Le vrai est que, le 24 juin, Alfred de Musset adressait à George Sand les fameux vers, Après la lecture d'Indiana, puis, quelques jours plus tard, un passage de Rolla qu'il était en train de composer et qu'accompagnait un billet cérémonieux, ainsi conçu :
«Voilà, Madame, le fragment que vous désirez lire, et que je suis assez heureux pour avoir retrouvé, en partie dans mes papiers, en partie dans ma mémoire. Soyez assez bonne pour faire en sorte que votre petit caprice de curiosité ne soit partagé par personne.
«Votre bien dévoué serviteur,
«Alfred de MUSSET.»
Près de deux mois s'écoulent. Lélia paraît dans les premiers jours d'août 1833, puisqu'il en est fait mention au Journal de la Librairie du 10 août. George Sand offre un exemplaire du roman à Alfred de Musset, avec cette dédicace sur le tome premier : «A monsieur mon gamin d'Alfred, George», et cette autre sur le tome II : «A monsieur le vicomte Alfred de Musset, hommage respectueux de son dévoué serviteur, George Sand.» Elle le prenait, on le voit, sur un ton assez familier, et lui-même marquait dans sa correspondance une progression d'intimité qu'il n'est pas sans intérêt de noter. Voici un premier billet, encore réservé d'allure :
«Votre aimable lettre a fait bien plaisir, Madame, à une espèce d'idiot entortillé dans de la flanelle comme une épée de bourgmestre... Que vous ayez le plus tôt possible la fantaisie de perdre une soirée avec lui, c'est ce qu'il vous demande surtout. Votre bien dévoué,
«Alfred de MUSSET.»
Quelques jours plus tard, la camaraderie s'accentue :
«Je suis obligé, Madame, de vous faire le plus triste aveu : je monte la garde mardi prochain ; tout autre jour de la semaine ou ce soir même, si vous étiez libre, je suis tout à vos ordres et reconnaissant des moments que vous voulez bien me sacrifier. Votre maladie n'a rien de plaisant, quoique vous ayez envie d'en rire. Il serait plus facile de vous couper une jambe que de vous guérir.
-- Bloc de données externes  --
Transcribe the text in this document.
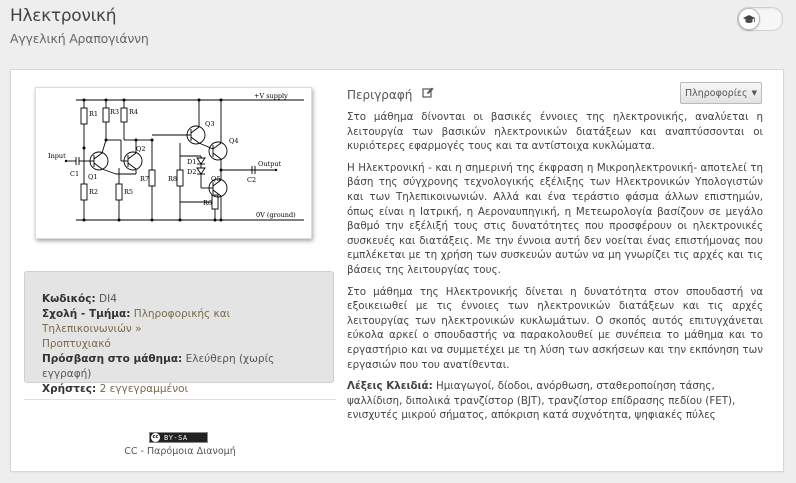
Ηλεκτρονική
Αγγελική Αραπογιάννη
R1 R3 R4
R2	R5
R7	R8
R6
Q1
Q2
Q3
Q4
Q5
C1
C2
D1
D2
Input
Output
+V supply
0V (ground)
Κωδικός: DI4
Σχολή - Τμήμα: Πληροφορικής και Τηλεπικοινωνιών »
Προπτυχιακό
Πρόσβαση στο μάθημα: Ελεύθερη (χωρίς εγγραφή)
Χρήστες: 2 εγγεγραμμένοι
cc BY-SA
CC - Παρόμοια Διανομή
Περιγραφή	Πληροφορίες ▼

Στο μάθημα δίνονται οι βασικές έννοιες της ηλεκτρονικής, αναλύεται η λειτουργία των βασικών ηλεκτρονικών διατάξεων και αναπτύσσονται οι κυριότερες εφαρμογές τους και τα αντίστοιχα κυκλώματα.

Η Ηλεκτρονική - και η σημερινή της έκφραση η Μικροηλεκτρονική- αποτελεί τη βάση της σύγχρονης τεχνολογικής εξέλιξης των Ηλεκτρονικών Υπολογιστών και των Τηλεπικοινωνιών. Αλλά και ένα τεράστιο φάσμα άλλων επιστημών, όπως είναι η Ιατρική, η Αεροναυπηγική, η Μετεωρολογία βασίζουν σε μεγάλο βαθμό την εξέλιξή τους στις δυνατότητες που προσφέρουν οι ηλεκτρονικές συσκευές και διατάξεις. Με την έννοια αυτή δεν νοείται ένας επιστήμονας που εμπλέκεται με τη χρήση των συσκευών αυτών να μη γνωρίζει τις αρχές και τις βάσεις της λειτουργίας τους.

Στο μάθημα της Ηλεκτρονικής δίνεται η δυνατότητα στον σπουδαστή να εξοικειωθεί με τις έννοιες των ηλεκτρονικών διατάξεων και τις αρχές λειτουργίας των ηλεκτρονικών κυκλωμάτων. Ο σκοπός αυτός επιτυγχάνεται εύκολα αρκεί ο σπουδαστής να παρακολουθεί με συνέπεια το μάθημα και το εργαστήριο και να συμμετέχει με τη λύση των ασκήσεων και την εκπόνηση των εργασιών που του ανατίθενται.

Λέξεις Κλειδιά: Ημιαγωγοί, δίοδοι, ανόρθωση, σταθεροποίηση τάσης, ψαλλίδιση, διπολικά τρανζίστορ (BJT), τρανζίστορ επίδρασης πεδίου (FET), ενισχυτές μικρού σήματος, απόκριση κατά συχνότητα, ψηφιακές πύλες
Malheureusement on n'a pas encore trouvé de cataplasme à poser sur le coeur. Ne regardez pas trop la lune, je vous en prie, et ne mourez pas avant que nous ayons exécuté ce beau projet de voyage dont nous avons parlé. Voyez quel égoïste je suis ; vous dites que vous avez manqué d'aller dans l'autre monde ; je ne sais vraiment pas trop ce que je fais dans celui-ci.»
«Tout à vous de coeur.
«Alfred de MUSSET.»
Dans une lettre, c'est souvent le post-scriptum qu'il faut lire avec le plus d'attention, et c'est la formule finale qui laisse volontiers pressentir l'intensité des sentiments. Ici, «tout à vous de coeur» a remplacé «votre bien dévoué serviteur» du début. Puis voici le billet par lequel il accuse réception des deux nouveaux volumes qui lui sont communiqués en bonnes feuilles :
«J'ai reçu Lélia. Je vous en remercie, et, bien que j'eusse résolu de me conserver cette jouissance pour la nuit, il est probable que j'aurai tout lu avant de retourner au corps de garde.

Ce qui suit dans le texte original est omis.